Somewhat related to the above point, ISTM our current behavior can lead
to scenarios where the potential window for elevated pin counts is
somewhat artificially widened. IOW, the log vector for a pincount == 1
item might have been written out to disk, but the log item itself not
unpinned for some time later because the commit record is still sitting
in an active iclog. The unpin processing of the item doesn't occur until
that commit record iclog is synced out and I/O completes, which leaves
plenty of time for another pin to come along in the meantime (and the
scenario potentially repeats, starving out pincount == 0 state). So ISTM
the "damage" is done to some degree long before the AIL has any
opportunity to fix it, particularly if the only recourse it has is a log
force.

(And of course there's a huge tradeoff between current behavior and
something that unconditionally synced out commit record iclogs,
particularly depending on CIL checkpoint sizes, so that's a broad
simplification and not a valid solution.)

> Hence when we are relogging buffers over time (e.g. repeatedly
> modifying a directory), the AIL always sees the buffer pinned and
> cannot flush it. Even if the buffer has been moved to the delwri
> list (i.e. had a successful push) we still can't write it out
> because the delwri code skips pinned buffers.
> 
> This iterative pin continues preventing the AIL from flushing the
> buffer until it pins the tail of the log. When the log runs out of
> space and blocks the modifying/relogging task(s), the log force the
> AIL issues allows the CIL to be pushed without the front end
> relogging the item and re-pinning the item.
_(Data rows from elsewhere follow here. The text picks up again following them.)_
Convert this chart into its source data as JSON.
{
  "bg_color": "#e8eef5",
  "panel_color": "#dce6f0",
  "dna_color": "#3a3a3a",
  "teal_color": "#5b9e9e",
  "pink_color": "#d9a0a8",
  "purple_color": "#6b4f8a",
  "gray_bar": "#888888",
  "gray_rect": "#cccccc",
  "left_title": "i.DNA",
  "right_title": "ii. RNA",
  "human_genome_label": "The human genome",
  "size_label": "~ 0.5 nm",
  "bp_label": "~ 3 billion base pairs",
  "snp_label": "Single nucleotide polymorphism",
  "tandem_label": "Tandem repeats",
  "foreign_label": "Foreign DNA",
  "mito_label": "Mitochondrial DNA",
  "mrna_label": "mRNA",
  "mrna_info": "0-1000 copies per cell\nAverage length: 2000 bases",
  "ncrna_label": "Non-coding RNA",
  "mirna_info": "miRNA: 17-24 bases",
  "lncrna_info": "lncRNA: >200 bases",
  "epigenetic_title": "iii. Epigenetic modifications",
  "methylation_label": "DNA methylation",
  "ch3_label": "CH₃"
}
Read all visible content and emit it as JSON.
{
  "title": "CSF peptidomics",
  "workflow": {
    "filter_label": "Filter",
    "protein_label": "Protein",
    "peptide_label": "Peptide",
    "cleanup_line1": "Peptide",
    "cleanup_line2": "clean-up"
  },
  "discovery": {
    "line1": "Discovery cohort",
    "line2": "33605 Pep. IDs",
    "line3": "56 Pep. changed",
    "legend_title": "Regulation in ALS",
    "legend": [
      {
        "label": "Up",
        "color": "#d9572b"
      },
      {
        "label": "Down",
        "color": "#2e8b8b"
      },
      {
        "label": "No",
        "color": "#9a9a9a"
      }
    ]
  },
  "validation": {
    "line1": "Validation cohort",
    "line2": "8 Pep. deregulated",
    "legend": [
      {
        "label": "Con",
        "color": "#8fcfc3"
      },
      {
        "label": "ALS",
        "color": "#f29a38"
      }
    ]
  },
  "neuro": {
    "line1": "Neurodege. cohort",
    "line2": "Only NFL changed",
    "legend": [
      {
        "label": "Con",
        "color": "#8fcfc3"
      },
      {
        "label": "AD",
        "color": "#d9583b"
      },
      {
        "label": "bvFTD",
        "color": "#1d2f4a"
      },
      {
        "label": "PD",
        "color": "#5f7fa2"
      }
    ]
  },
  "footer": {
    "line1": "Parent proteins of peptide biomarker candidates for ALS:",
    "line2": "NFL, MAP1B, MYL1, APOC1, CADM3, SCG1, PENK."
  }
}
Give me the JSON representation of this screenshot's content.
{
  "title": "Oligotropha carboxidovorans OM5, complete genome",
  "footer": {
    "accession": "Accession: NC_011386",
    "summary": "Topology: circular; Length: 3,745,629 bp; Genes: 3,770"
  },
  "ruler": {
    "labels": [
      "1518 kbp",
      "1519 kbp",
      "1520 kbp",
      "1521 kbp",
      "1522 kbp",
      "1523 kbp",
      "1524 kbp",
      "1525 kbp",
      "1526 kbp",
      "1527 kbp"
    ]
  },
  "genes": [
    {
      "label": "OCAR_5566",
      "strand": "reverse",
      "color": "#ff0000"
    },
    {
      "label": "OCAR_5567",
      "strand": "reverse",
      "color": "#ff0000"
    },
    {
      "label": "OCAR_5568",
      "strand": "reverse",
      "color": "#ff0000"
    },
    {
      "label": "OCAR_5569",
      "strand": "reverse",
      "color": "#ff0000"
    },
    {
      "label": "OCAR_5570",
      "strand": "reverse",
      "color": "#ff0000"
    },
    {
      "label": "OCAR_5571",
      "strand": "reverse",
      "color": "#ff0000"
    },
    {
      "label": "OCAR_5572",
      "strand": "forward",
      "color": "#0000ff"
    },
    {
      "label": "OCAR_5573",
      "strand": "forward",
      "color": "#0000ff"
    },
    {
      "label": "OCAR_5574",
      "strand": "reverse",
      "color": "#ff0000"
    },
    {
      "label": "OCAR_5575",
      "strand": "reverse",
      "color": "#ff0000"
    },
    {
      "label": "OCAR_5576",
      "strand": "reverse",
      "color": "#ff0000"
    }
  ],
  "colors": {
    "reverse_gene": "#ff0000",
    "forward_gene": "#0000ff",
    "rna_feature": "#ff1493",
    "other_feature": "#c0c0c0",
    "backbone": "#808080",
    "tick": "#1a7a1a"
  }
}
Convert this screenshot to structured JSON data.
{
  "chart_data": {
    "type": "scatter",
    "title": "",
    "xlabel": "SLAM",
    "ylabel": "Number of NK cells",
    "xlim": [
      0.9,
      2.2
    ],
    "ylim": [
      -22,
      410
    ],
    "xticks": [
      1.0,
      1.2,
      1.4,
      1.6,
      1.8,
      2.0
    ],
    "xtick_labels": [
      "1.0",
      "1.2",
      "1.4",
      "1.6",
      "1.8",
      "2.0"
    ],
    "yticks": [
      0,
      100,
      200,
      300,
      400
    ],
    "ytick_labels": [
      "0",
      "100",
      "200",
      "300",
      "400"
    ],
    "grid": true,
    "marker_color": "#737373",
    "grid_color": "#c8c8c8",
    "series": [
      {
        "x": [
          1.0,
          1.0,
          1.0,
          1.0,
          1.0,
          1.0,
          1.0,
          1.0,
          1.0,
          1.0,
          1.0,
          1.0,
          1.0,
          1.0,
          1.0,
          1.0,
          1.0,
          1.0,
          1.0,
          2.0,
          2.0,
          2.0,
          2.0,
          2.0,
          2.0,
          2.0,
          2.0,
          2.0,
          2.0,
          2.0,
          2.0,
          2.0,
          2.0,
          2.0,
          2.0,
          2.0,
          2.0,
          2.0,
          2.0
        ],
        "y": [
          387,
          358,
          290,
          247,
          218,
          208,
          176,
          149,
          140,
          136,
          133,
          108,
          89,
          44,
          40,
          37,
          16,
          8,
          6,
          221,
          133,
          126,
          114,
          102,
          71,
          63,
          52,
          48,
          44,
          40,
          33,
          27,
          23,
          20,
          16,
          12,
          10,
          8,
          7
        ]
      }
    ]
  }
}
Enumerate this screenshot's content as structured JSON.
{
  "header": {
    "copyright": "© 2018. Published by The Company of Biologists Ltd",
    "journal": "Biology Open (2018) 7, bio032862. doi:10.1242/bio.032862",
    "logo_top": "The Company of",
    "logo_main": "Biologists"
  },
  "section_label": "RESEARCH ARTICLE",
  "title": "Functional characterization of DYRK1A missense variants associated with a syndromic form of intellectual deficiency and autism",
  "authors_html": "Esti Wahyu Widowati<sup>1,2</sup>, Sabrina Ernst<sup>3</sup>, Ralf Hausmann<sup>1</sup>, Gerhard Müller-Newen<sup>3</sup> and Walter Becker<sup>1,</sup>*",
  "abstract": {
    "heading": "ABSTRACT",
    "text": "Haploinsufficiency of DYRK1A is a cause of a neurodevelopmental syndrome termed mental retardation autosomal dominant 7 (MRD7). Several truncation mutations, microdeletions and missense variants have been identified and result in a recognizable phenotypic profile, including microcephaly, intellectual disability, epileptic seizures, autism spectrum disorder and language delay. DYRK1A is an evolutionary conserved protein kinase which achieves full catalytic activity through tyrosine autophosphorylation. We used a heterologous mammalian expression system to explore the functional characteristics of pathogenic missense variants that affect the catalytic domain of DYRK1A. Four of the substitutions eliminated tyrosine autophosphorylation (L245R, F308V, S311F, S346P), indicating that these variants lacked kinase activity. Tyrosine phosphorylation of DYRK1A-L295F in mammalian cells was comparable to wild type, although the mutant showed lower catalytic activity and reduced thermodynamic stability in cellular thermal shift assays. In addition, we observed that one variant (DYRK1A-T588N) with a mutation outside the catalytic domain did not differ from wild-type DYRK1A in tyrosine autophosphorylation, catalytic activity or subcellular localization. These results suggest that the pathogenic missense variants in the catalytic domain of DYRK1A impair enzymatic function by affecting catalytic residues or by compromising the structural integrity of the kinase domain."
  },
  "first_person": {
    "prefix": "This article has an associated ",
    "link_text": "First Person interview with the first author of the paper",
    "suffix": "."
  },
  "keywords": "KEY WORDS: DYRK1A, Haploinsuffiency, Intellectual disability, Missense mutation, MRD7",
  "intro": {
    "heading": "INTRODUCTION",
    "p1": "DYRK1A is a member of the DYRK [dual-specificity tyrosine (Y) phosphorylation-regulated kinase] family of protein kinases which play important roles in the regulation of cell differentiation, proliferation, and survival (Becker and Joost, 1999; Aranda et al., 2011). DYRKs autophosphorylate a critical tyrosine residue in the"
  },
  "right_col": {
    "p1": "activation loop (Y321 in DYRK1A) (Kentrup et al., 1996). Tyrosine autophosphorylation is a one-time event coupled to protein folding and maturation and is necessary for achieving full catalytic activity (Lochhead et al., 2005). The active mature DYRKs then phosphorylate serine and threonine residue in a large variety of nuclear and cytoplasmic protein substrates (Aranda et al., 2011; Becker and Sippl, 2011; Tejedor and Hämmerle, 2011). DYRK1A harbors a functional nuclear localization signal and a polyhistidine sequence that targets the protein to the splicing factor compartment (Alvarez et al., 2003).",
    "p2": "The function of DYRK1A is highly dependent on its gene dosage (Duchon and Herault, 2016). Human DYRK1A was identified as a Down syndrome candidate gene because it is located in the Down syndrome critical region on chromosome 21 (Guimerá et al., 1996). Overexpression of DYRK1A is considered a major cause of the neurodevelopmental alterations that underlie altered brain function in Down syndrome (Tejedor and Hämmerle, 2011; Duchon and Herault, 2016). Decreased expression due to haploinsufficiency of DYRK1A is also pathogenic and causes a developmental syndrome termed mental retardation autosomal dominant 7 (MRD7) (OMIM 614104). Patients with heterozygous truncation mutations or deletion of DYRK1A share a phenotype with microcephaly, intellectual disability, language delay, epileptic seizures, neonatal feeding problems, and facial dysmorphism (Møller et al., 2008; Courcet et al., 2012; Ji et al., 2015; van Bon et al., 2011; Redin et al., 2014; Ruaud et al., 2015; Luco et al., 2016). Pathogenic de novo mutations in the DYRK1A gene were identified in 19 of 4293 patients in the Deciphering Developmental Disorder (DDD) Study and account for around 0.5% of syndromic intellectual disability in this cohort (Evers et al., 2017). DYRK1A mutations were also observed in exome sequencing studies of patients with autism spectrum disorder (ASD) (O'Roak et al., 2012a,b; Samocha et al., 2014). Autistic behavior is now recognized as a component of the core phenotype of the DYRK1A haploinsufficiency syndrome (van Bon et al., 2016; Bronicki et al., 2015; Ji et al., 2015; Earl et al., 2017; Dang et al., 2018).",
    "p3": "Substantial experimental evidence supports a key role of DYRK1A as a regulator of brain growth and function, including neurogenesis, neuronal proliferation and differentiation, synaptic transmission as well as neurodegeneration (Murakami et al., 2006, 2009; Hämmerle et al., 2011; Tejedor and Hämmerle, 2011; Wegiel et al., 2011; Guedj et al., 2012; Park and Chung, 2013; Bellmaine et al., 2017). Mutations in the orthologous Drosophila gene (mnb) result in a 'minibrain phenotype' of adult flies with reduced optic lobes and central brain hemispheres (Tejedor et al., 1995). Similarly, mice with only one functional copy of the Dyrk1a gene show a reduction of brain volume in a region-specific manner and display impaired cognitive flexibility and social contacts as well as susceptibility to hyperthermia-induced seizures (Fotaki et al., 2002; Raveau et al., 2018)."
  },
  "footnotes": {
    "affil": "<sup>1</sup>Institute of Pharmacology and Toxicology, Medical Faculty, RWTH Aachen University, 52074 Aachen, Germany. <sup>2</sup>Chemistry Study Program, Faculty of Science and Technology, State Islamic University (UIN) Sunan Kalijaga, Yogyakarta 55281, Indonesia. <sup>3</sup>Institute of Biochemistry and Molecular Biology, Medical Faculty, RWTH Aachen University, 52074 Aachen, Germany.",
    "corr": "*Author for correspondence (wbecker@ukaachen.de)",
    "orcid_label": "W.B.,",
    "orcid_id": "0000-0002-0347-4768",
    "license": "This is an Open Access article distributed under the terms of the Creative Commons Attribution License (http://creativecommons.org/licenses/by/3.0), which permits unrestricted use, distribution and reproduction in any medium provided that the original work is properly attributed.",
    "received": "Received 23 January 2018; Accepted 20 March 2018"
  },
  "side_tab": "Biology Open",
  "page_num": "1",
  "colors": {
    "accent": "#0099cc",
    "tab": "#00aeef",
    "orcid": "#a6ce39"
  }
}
At the completion of the
> log force, the AIL can now push the unpinned buffer and hence move
> the tail of the log forward which frees up log reservation space.
> This then wakes the front end, which goes back to it's relogging
> game and the cycle repeats over.
> 

The description of the nested pin behavior makes sense. I've observed
the same thing recently when looking at some unrelated shutdown
problems.

In any event, if I'm following correctly the deadlock issue was a
transient problem with this patch and not an upstream problem. However
there is still a pipeline stall/performance issue that manifests as
described above, and that preexists the proposed changes. Yes?

> This is really nasty behaviour, and it's only recently that I've got
> a handle on it. I found it because my original "async CIL push" code
> resulted in long stalls every time the log is filled and the tail is
> pinned by a buffer that is being relogged in this manner....
> 
> I'm not sure how to fix this yet - the AIL needs to block the front
> end relogging to allow the buffer to be unpinned. Essentially, we
> need to hold the pinned items locked across a CIL push to guarantee
> they are unpinned, but that's the complete opposite of what the AIL
> currently does to prevent the front end from seeing long tail lock
> latencies when modifying stuff....
> 

When this stall problem manifests, I'm assuming it's exacerbated by
delayed logging and the commit record behavior I described above. If
that's the case, could the AIL communicate writeback pressure through
affected log items such that checkpoints in which they are resident are
flushed out completely/immediately when the checkpoints occur? I suppose
that would require a log item flag or some such, which does raise a
concern of unnecessarily tagging many items (it's not clear to me how
likely that really is), but I'm curious if that would be an effective
POC at least..

Brian

> Cheers,
> 
> Dave.
> -- 
> Dave Chinner
> david@xxxxxxxxxxxxx
>